To compare the accuracy of DTW and Euclidean distance on the task of discovering conserved structure, we propose the following experiment. From a vocabulary of 150 words, each of which was performed three times by a single individual, we randomly create a sentence that has exactly one repeated word. As shown in Fig. 21, because the default position of the eye at the beginning and end of word is straight ahead, we can concatenate words without producing any obvious artifacts in-between them.

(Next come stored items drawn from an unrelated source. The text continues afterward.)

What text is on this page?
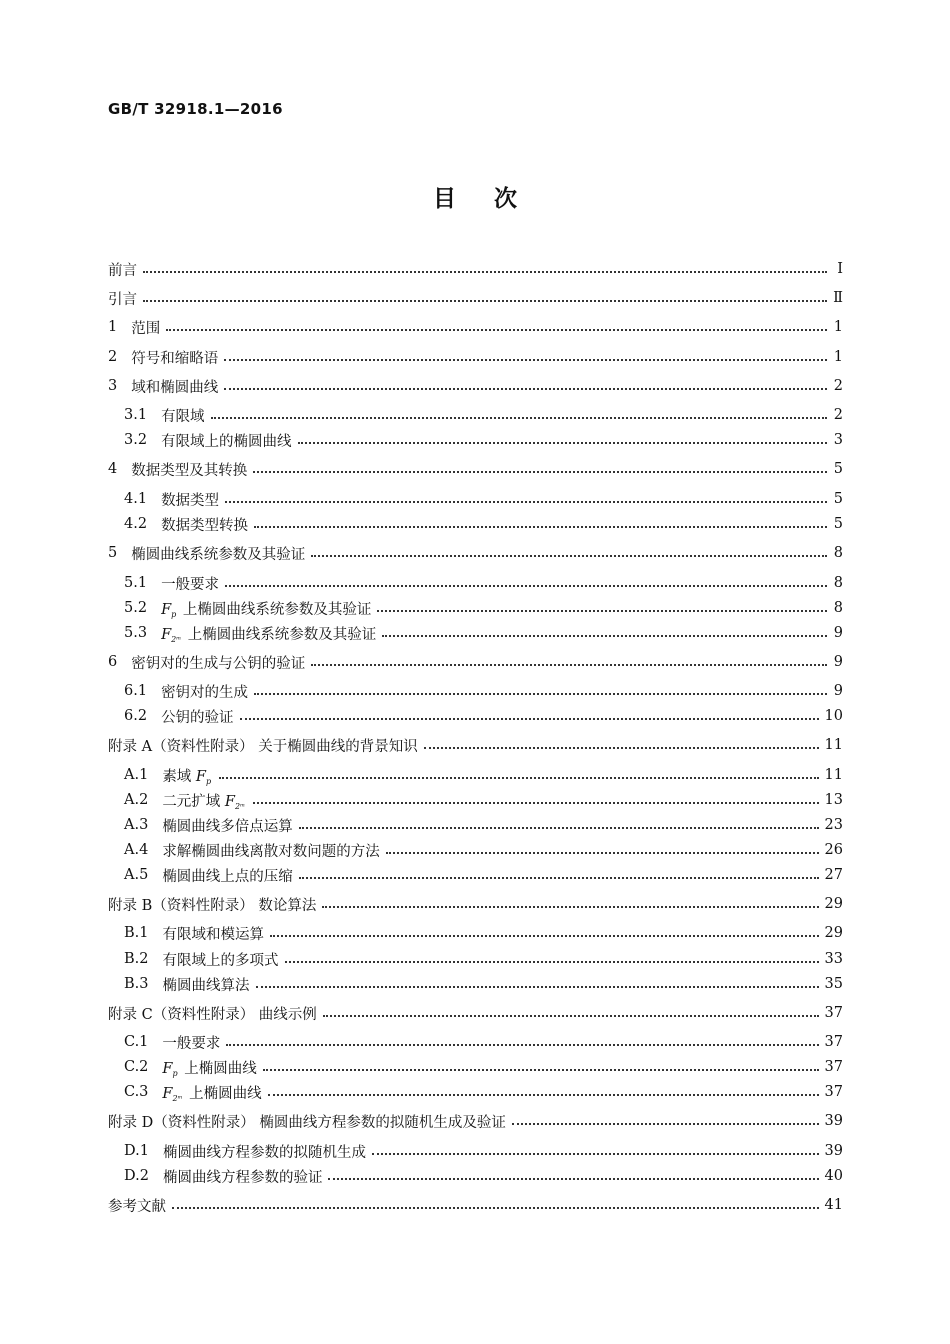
GB/T 32918.1—2016
目次
前言	Ⅰ
引言	Ⅱ
1 范围	1
2 符号和缩略语	1
3 域和椭圆曲线	2
3.1 有限域	2
3.2 有限域上的椭圆曲线	3
4 数据类型及其转换	5
4.1 数据类型	5
4.2 数据类型转换	5
5 椭圆曲线系统参数及其验证	8
5.1 一般要求	8
5.2 $F_p$ 上椭圆曲线系统参数及其验证	8
5.3 $F_{2ᵐ}$ 上椭圆曲线系统参数及其验证	9
6 密钥对的生成与公钥的验证	9
6.1 密钥对的生成	9
6.2 公钥的验证	10
附录 A（资料性附录） 关于椭圆曲线的背景知识	11
A.1 素域 $F_p$	11
A.2 二元扩域 $F_{2ᵐ}$	13
A.3 椭圆曲线多倍点运算	23
A.4 求解椭圆曲线离散对数问题的方法	26
A.5 椭圆曲线上点的压缩	27
附录 B（资料性附录） 数论算法	29
B.1 有限域和模运算	29
B.2 有限域上的多项式	33
B.3 椭圆曲线算法	35
附录 C（资料性附录） 曲线示例	37
C.1 一般要求	37
C.2 $F_p$ 上椭圆曲线	37
C.3 $F_{2ᵐ}$ 上椭圆曲线	37
附录 D（资料性附录） 椭圆曲线方程参数的拟随机生成及验证	39
D.1 椭圆曲线方程参数的拟随机生成	39
D.2 椭圆曲线方程参数的验证	40
参考文献	41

We generated sentences consisting of 8, 16, 32 and 64 words. We performed one hundred runs of motif discovery on these time series using both ED (using the Matrix Profile Zhu et al. 2016, 2018) and DTW (using SWAMP with w = 24). While all words are of length 600 (possible including a relatively constant prefix and suffix, because the participant was in a relaxed state of looking straight ahead), we wanted to avoid giving the algorithm this exact value. So, for every experiment we gave both ED and DTW a random subsequence length between 540 and 660. Figure 22 shows the motif discovery success rates for different algorithms.

Fig. 22
figure 22

SWAMP (red) with a warping window size 24 performs better than both ED MP (blue) and the default rate (yellow) in finding the correct motifs on different settings (Color figure online)

Both ED and DTW work much better than the default rate (random guessing in proportion to the prior probability of events). However, DTW is clearly superior to both.

Let use briefly consider the sources of error. Because each time series is generated by concatenating words without any pause or noises in between, we might create “artificial” repeated words. For example, suppose the unique words we embedded happened to include “wombat”, “mangos” and “batman”. When embedded into a sentence they could form: …wombatmangosbatman…, making an accidental motif of “batman”, which really has only one occurrence. This issue is more likely in the domain under consideration, which has a cardinality of just nine distinct symbols. Figure 23 shows one such example of a spurious word we discovered.

Fig. 23
figure 23

The suffix and prefix of two words concatenated to each other (red) is similar to the suffix and prefix of two other words concatenated to each other (green). These two words have been mistaken with the semantic motifs (the red circles) (Color figure online)

As shown in Fig. 24, another reason why SWAMP can fail here is simply because we are only using the X-axis time series. This motivates the need for multidimensional DTW motif discovery. The issues in generalizing to multidimensional DTW are subtle (should we allow each dimension to warp independently, or force them to warp in synchronicity? See Shokoohi-Yekta et al. (2015)), however they are orthogonal to SWAMP’s speed-up mechanisms.

Fig. 24
figure 24

Two different words that are more similar (red and green) than the embedded motifs (the red circles) when considering only the vertical axis (Color figure online)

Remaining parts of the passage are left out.